I don't talk about "It" - the corporate earthquake I wrote about yesterday. In fact, yesterday's post is the most I've ever said about the experience. But I was prompted to write about it by two things - first, the mess Eliott Spitzer has created, and second, a luncheon I attended yesterday.
It was at the New York Speechwriters' Roundtable, a group of mostly corporate scribes who gather three or four times a year to share a brown-bag lunch and listen to a speaker. Speaking to a group of speechwriters must be a daunting proposition, but the gentleman we heard from yesterday seemed personable enough. What bothered me, though, was his topic.
He has written a book. Good for him. But it's a book about his former employer, the man for whom he wrote speeches for 20 years. Which, in my opinion, is not so good. Now, I understand why he did it - his old boss' name on the cover will sell books, no doubt about it. But I can't help thinking that it's a betrayal of trust.

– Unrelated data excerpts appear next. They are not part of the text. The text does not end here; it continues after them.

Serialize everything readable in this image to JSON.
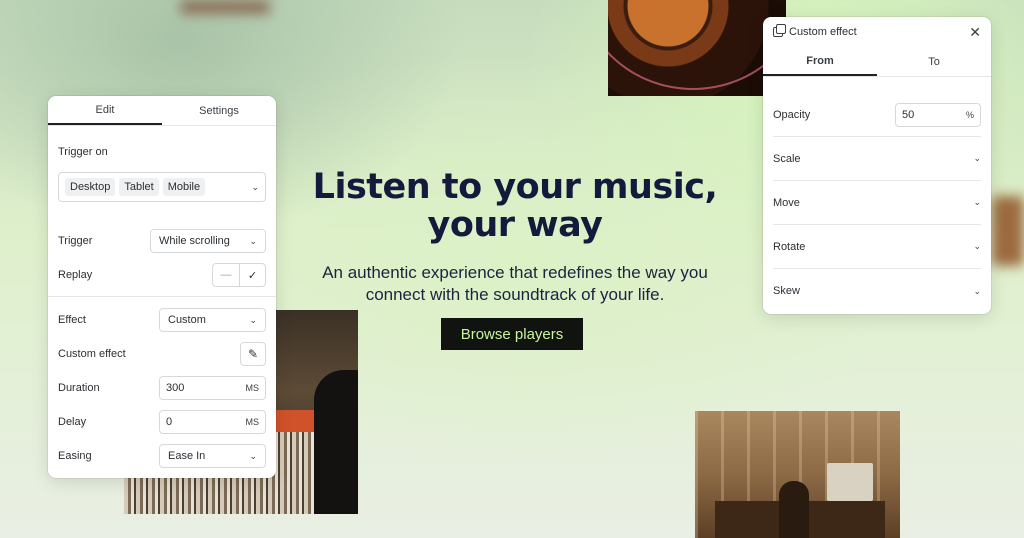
{
  "hero": {
    "title_line1": "Listen to your music,",
    "title_line2": "your way",
    "subtitle_line1": "An authentic experience that redefines the way you",
    "subtitle_line2": "connect with the soundtrack of your life.",
    "cta": "Browse players"
  },
  "edit_panel": {
    "tabs": [
      "Edit",
      "Settings"
    ],
    "active_tab": "Edit",
    "trigger_on_label": "Trigger on",
    "devices": [
      "Desktop",
      "Tablet",
      "Mobile"
    ],
    "trigger_label": "Trigger",
    "trigger_value": "While scrolling",
    "replay_label": "Replay",
    "replay_off": "—",
    "replay_on": "✓",
    "effect_label": "Effect",
    "effect_value": "Custom",
    "custom_effect_label": "Custom effect",
    "duration_label": "Duration",
    "duration_value": "300",
    "duration_unit": "MS",
    "delay_label": "Delay",
    "delay_value": "0",
    "delay_unit": "MS",
    "easing_label": "Easing",
    "easing_value": "Ease In"
  },
  "effect_panel": {
    "title": "Custom effect",
    "tabs": [
      "From",
      "To"
    ],
    "active_tab": "From",
    "opacity_label": "Opacity",
    "opacity_value": "50",
    "opacity_unit": "%",
    "sections": [
      "Scale",
      "Move",
      "Rotate",
      "Skew"
    ]
  },
  "colors": {
    "cta_bg": "#101310",
    "cta_text": "#c8f59e",
    "title": "#141a3c"
  },
  "icons": [
    "copy-icon",
    "close-icon",
    "chevron-down-icon",
    "pencil-icon",
    "check-icon"
  ]
}
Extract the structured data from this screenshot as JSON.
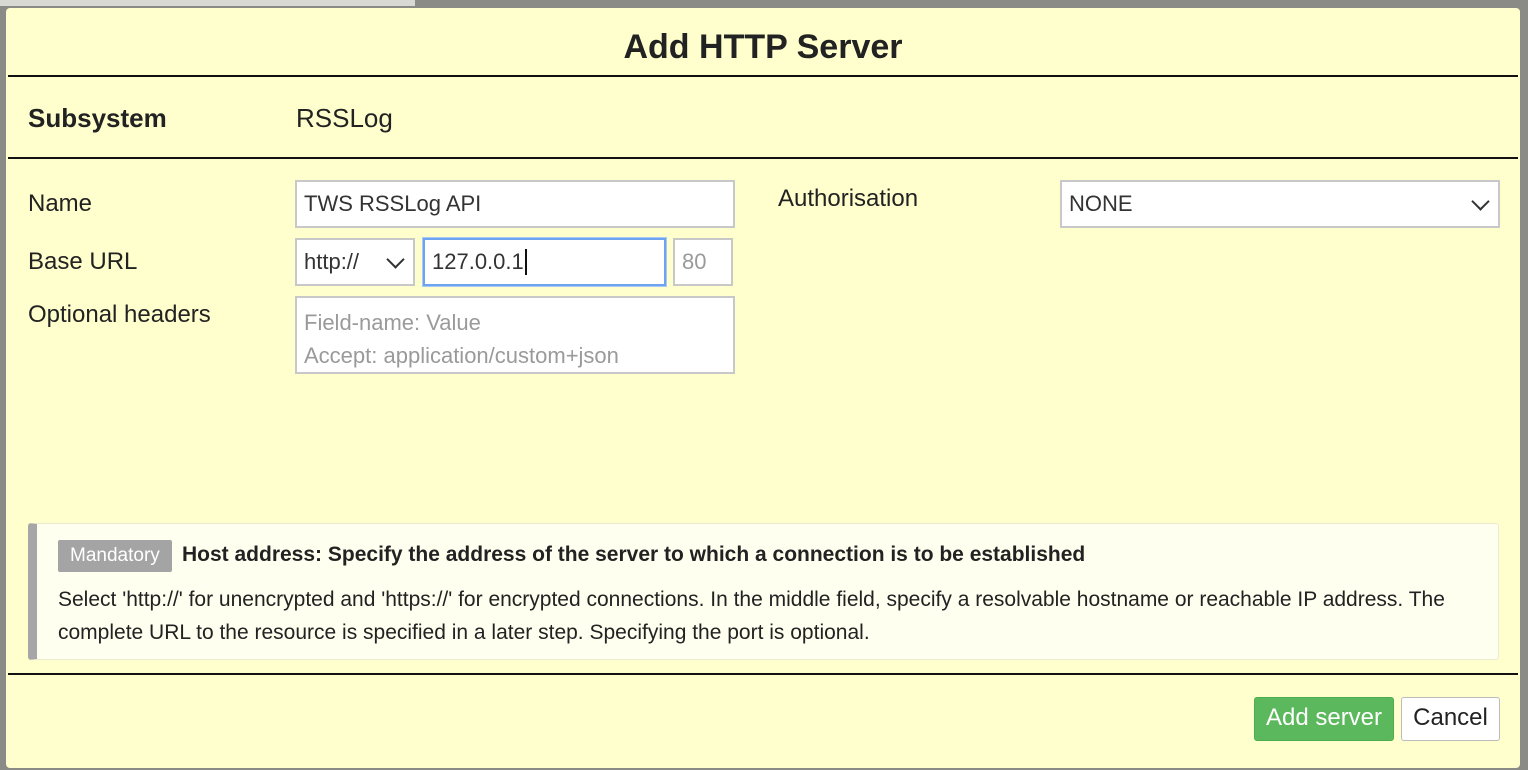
{
  "dialog": {
    "title": "Add HTTP Server"
  },
  "subsystem": {
    "label": "Subsystem",
    "value": "RSSLog"
  },
  "name": {
    "label": "Name",
    "value": "TWS RSSLog API"
  },
  "base_url": {
    "label": "Base URL",
    "scheme": "http://",
    "host": "127.0.0.1",
    "port_placeholder": "80"
  },
  "headers": {
    "label": "Optional headers",
    "placeholder_line1": "Field-name: Value",
    "placeholder_line2": "Accept: application/custom+json"
  },
  "authorisation": {
    "label": "Authorisation",
    "value": "NONE"
  },
  "help": {
    "badge": "Mandatory",
    "title": "Host address: Specify the address of the server to which a connection is to be established",
    "text": "Select 'http://' for unencrypted and 'https://' for encrypted connections. In the middle field, specify a resolvable hostname or reachable IP address. The complete URL to the resource is specified in a later step. Specifying the port is optional."
  },
  "buttons": {
    "add": "Add server",
    "cancel": "Cancel"
  },
  "colors": {
    "dialog_bg": "#ffffcd",
    "primary_button": "#5cb85c",
    "badge": "#a4a4a4"
  },
  "icons": {
    "select_arrow": "chevron-down-icon",
    "cursor": "text-caret"
  }
}
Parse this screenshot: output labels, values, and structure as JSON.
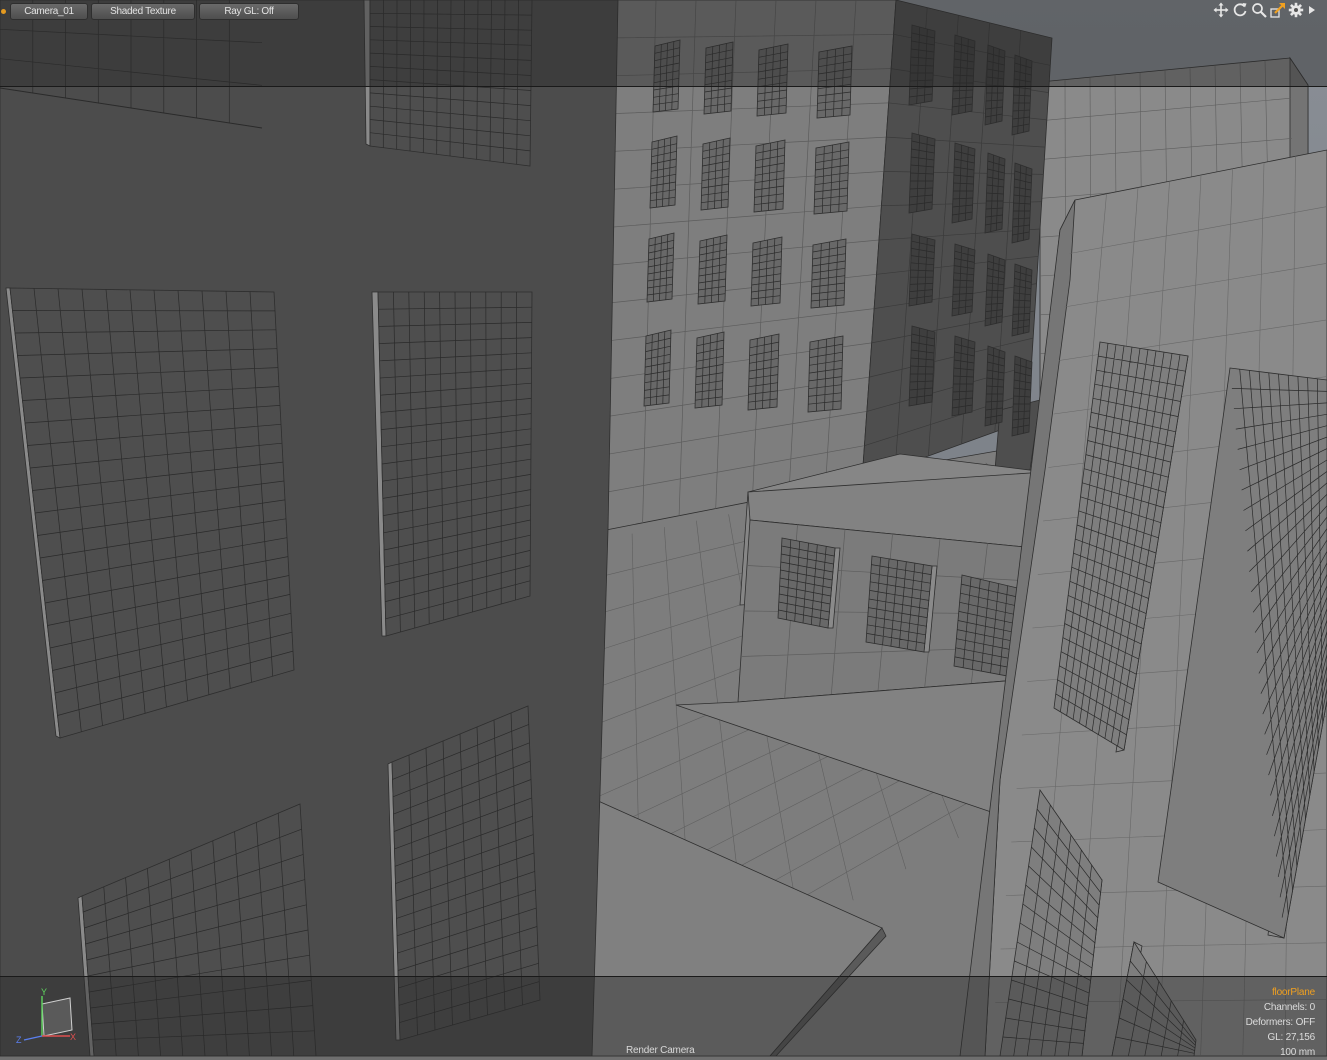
{
  "toolbar": {
    "camera": "Camera_01",
    "shading": "Shaded Texture",
    "raygl": "Ray GL: Off"
  },
  "nav_icons": [
    "move-view-icon",
    "rotate-view-icon",
    "zoom-view-icon",
    "maximize-view-icon",
    "gear-icon",
    "expand-arrow-icon"
  ],
  "gizmo": {
    "y": "Y",
    "z": "Z",
    "x": "X"
  },
  "info": {
    "selection": "floorPlane",
    "channels": "Channels: 0",
    "deformers": "Deformers: OFF",
    "gl": "GL: 27,156",
    "scale": "100 mm"
  },
  "caption": "Render Camera",
  "colors": {
    "accent": "#f0a020",
    "viewport_bg": "#6f6f6f",
    "wireframe": "#2b2b2b"
  }
}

The author asked us that question: As speechwriters, did we think he'd broken "the seal of the confessional" (he's an Irish Catholic - can you tell?). I was pretty surprised to hear the two or three people who responded to the question say, basically, that his boss, being a public figure, was fair game. I didn't say anything because I haven't read the book - and I doubt I will - but judging from the kinds of stories the author said he put in the book, I think I would have made a different decision.
In fact, I have.
I, too, have a former boss (maybe more than one) whose name on the cover would sell any book I wrote. I could have written about the "earthquake," but instead I don't even speak about it. (You'll notice that yesterday's post deals only with my experience, not anyone else's.) One of my old bosses (not the one who caused the earthquake) once introduced me to a woman who said, "I'd love to talk to you about [the earthquake]" and I immediately said, "Oh, no. I don't talk about that. Because I don't know how much of what I know is privileged information and what (if anything) has made it into the public record." And with that (and - actually it's funny to remember this detail now - after I made some comment about Eliott Spitzer), the woman went away. Months later, I found out she was writing an authorized book. So not only will I not write about "It," I also lost my opportunity to be a footnote in the definitive history of "It." Which is just fine with me.
Hire me, and I figure that whatever I witness from the time I walk into the lobby doors in the morning until I crawl back through them at night, that's your business - and nobody else's. That may be an old-fashioned attitude. And it may keep me off the best-seller lists. But I sleep like a baby at night.